The Beijing-Shanghai high-speed railway, one of China's busiest high-speed rail lines, will launch a quiet carriage service to provide passengers with a quieter, more comfortable traveling experience, according to the country's railway operator.

The service is expected to start trial operation as early as Dec 23 with no specific regulations released yet, said China State Railway Group. Passengers who are willing to follow protocols would be able to choose the quiet carriages when purchasing train tickets on 12306.cn-the official train ticket booking system.

The 1,318-kilometer railway linking the capital with the eastern coastal economic hub has handled over 1 billion passenger trips as of last September since starting operation in June 2011.
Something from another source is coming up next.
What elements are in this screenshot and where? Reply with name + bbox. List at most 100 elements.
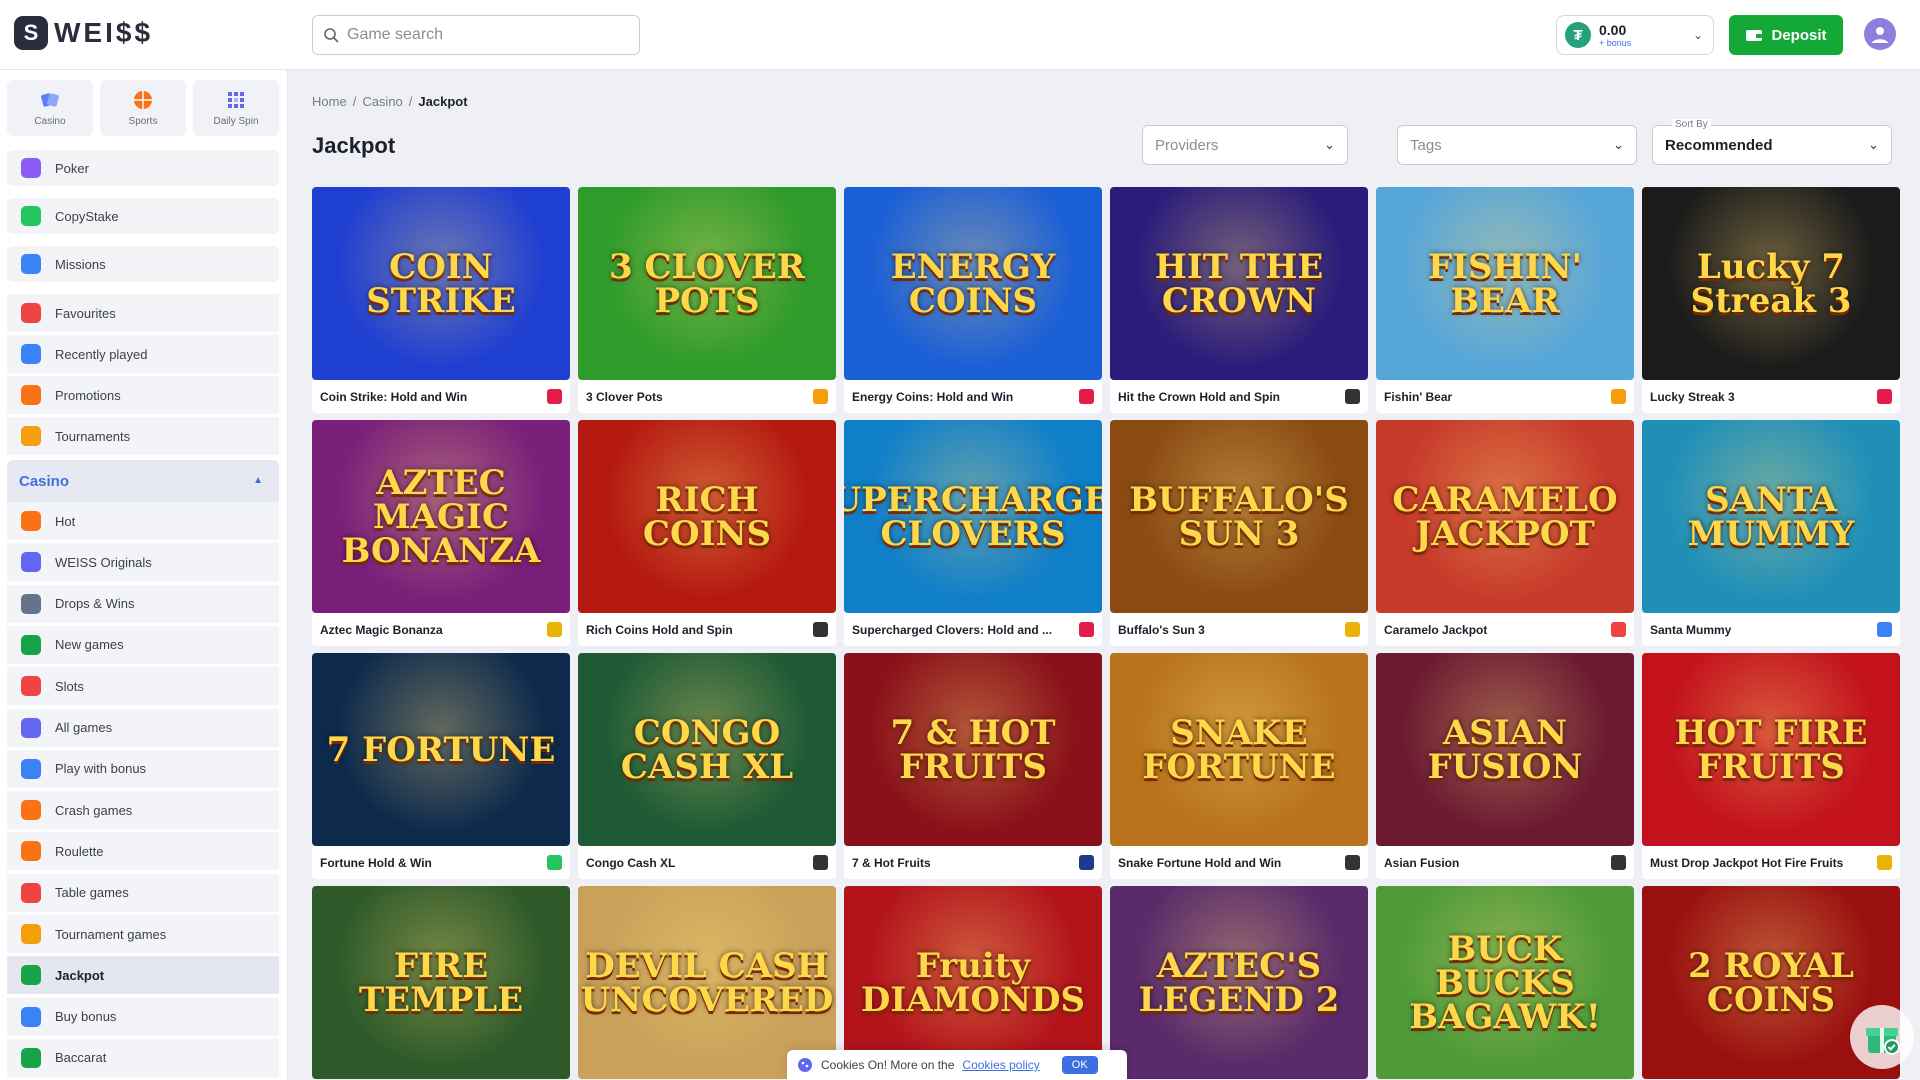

Zhang Xiaodong, an associate professor of rail transport at Beijing Jiaotong University, said passengers won't be allowed to put their phones, laptops or tablets on speaker, and they will have to switch their phones to vibrate or silent mode. For those who have to make phone calls, they will be required to take them in the hallway.

The train attendants will be responsible for dissuading people from misbehaving to ensure the carriage remains quiet and cozy, he added.

Yin Jin, who works for a consulting firm in Beijing and is also a regular high-speed rail passenger, is among a large number of people who are more than thrilled to welcome the quiet carriage service.

Yin has to work during most of his train trips, and if he's lucky, he can sometimes take a nap. Both activities demand a relatively quiet environment, but Yin said he has often been disrupted by either loud, short video music or people shouting into their mobiles.

"With the quiet carriage as an option, I can enjoy some peaceful time on the train with people who have the same idea," he said. "I hope the company will soon promote the service to all the high-speed lines to benefit more people."

Though the service is an attempt to meet travelers' demands for peace and quiet, one expert said that such an environment should be offered in all carriages.

Yang Hongshan, a professor of public governance at Renmin University of China, said that the silent carriage might give people the impression that they don't need to be quiet in non-silent carriages.

"Keeping quiet in public spaces should be a social consensus," he said. "People in whatever carriages are entitled to enjoy some quietness. The service might turn this social norm into one of privilege."

Yang said that in addition to offering the quiet carriage service, the company should step up efforts to guide passengers to remain quiet during train trips in normal carriages.